Adına küsüyorum çocukça.
Sensizliğimin ölgün şehirlerinde hergece alnımın orta yerinden vurulup duruyorum. Sana kanıyorum, sana kan kaybediyorum. Derin derin susuşlarının çığlığında, anlamsızlığın dört nala gidişinin ardından el sallıyorum.
El pençe divan durduğum aşkının önünde, martılar uçuruyorum. Kanadına umutlarımı yükleyip uçuruyorum, masmavi düşlerime.

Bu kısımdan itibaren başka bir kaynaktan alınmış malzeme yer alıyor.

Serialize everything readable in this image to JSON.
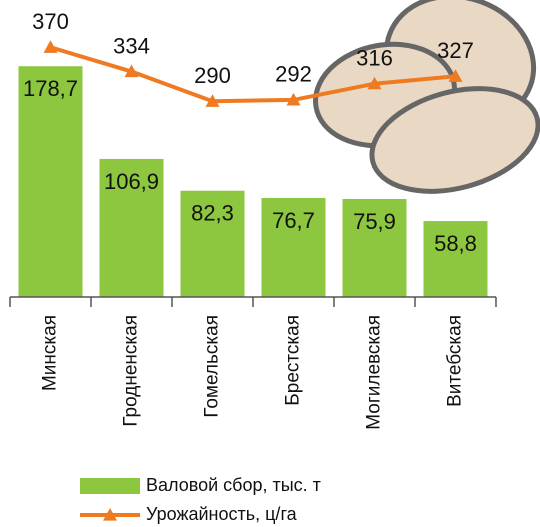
{
  "chart_data": {
    "type": "bar_line",
    "categories": [
      "Минская",
      "Гродненская",
      "Гомельская",
      "Брестская",
      "Могилевская",
      "Витебская"
    ],
    "series": [
      {
        "name": "Валовой сбор, тыс. т",
        "type": "bar",
        "color": "#8dc63f",
        "values": [
          178.7,
          106.9,
          82.3,
          76.7,
          75.9,
          58.8
        ],
        "value_labels": [
          "178,7",
          "106,9",
          "82,3",
          "76,7",
          "75,9",
          "58,8"
        ]
      },
      {
        "name": "Урожайность, ц/га",
        "type": "line",
        "axis": "y2",
        "color": "#f07a22",
        "values": [
          370,
          334,
          290,
          292,
          316,
          327
        ]
      }
    ],
    "ylim": [
      0,
      230
    ],
    "y2lim": [
      0,
      440
    ],
    "legend": "bottom"
  }
}
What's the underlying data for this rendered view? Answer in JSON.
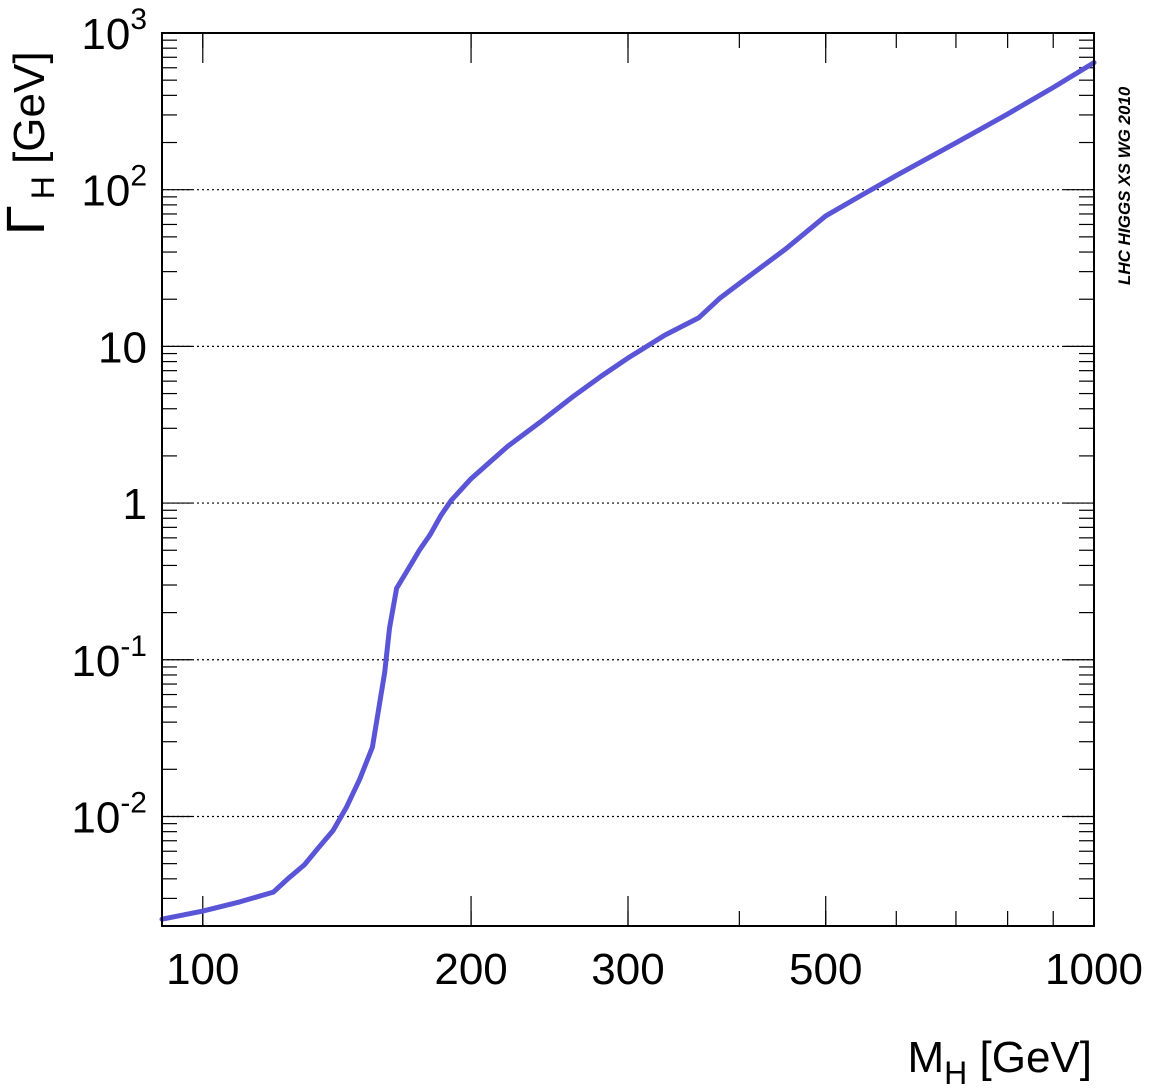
{
  "chart_data": {
    "type": "line",
    "x_scale": "log",
    "y_scale": "log",
    "xlim": [
      90,
      1000
    ],
    "ylim": [
      0.002,
      1000
    ],
    "grid": {
      "x": false,
      "y": true,
      "style": "dotted"
    },
    "xlabel": {
      "main": "M",
      "sub": "H",
      "unit": " [GeV]"
    },
    "ylabel": {
      "main": "Γ",
      "sub": "H",
      "unit": " [GeV]"
    },
    "annotation": "LHC HIGGS XS WG 2010",
    "x_ticks": [
      {
        "value": 100,
        "label": "100"
      },
      {
        "value": 200,
        "label": "200"
      },
      {
        "value": 300,
        "label": "300"
      },
      {
        "value": 500,
        "label": "500"
      },
      {
        "value": 1000,
        "label": "1000"
      }
    ],
    "y_ticks": [
      {
        "value": 0.01,
        "base": "10",
        "exp": "-2"
      },
      {
        "value": 0.1,
        "base": "10",
        "exp": "-1"
      },
      {
        "value": 1,
        "base": "1",
        "exp": ""
      },
      {
        "value": 10,
        "base": "10",
        "exp": ""
      },
      {
        "value": 100,
        "base": "10",
        "exp": "2"
      },
      {
        "value": 1000,
        "base": "10",
        "exp": "3"
      }
    ],
    "series": [
      {
        "color": "#5a55d6",
        "x": [
          90,
          100,
          110,
          120,
          125,
          130,
          135,
          140,
          145,
          150,
          155,
          160,
          162,
          165,
          170,
          175,
          180,
          185,
          190,
          200,
          210,
          220,
          240,
          260,
          280,
          300,
          330,
          360,
          380,
          400,
          450,
          500,
          550,
          600,
          700,
          800,
          900,
          1000
        ],
        "y": [
          0.00221,
          0.00249,
          0.00285,
          0.00329,
          0.00407,
          0.00491,
          0.00637,
          0.00812,
          0.0115,
          0.0173,
          0.0277,
          0.0831,
          0.159,
          0.286,
          0.379,
          0.5,
          0.631,
          0.833,
          1.04,
          1.43,
          1.83,
          2.31,
          3.34,
          4.76,
          6.46,
          8.43,
          11.8,
          15.2,
          20.2,
          25.2,
          41.5,
          68.0,
          93.0,
          123,
          199,
          304,
          449,
          647
        ]
      }
    ]
  }
}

Mahşere and içen sözleridir aşkımın sessizliği. Ey boğazıma kadar battığım aşk.. hadi al beni. Gözlerinden süzülen yıldızların gecesinde boğ beni
Duy beni yarr
Sen olmayan düşlerimde yaktım tüm tebessümlerimi. Ahh..bir bilsen buz kesmiş tenha bir gökyüzünün geceme olan katlini. Sensizliğin isyanında, aşkın koynuna serilip, tekinsiz uykulara daldığımı.
Bilemezsin ki..Çöl yağmurlarındaki bir intihar şiirinin yalnızlığındaki şairin yazgısını. Sonra, yığılıp kaldığını, dibi sen olan uçurumların kıyısında.
Ey sevdiğim
Gözlerin, yasadışı sevdalarda hükmü sabit bir silüet.
Gözlerin, papatyaların yaprağındaki kanayış.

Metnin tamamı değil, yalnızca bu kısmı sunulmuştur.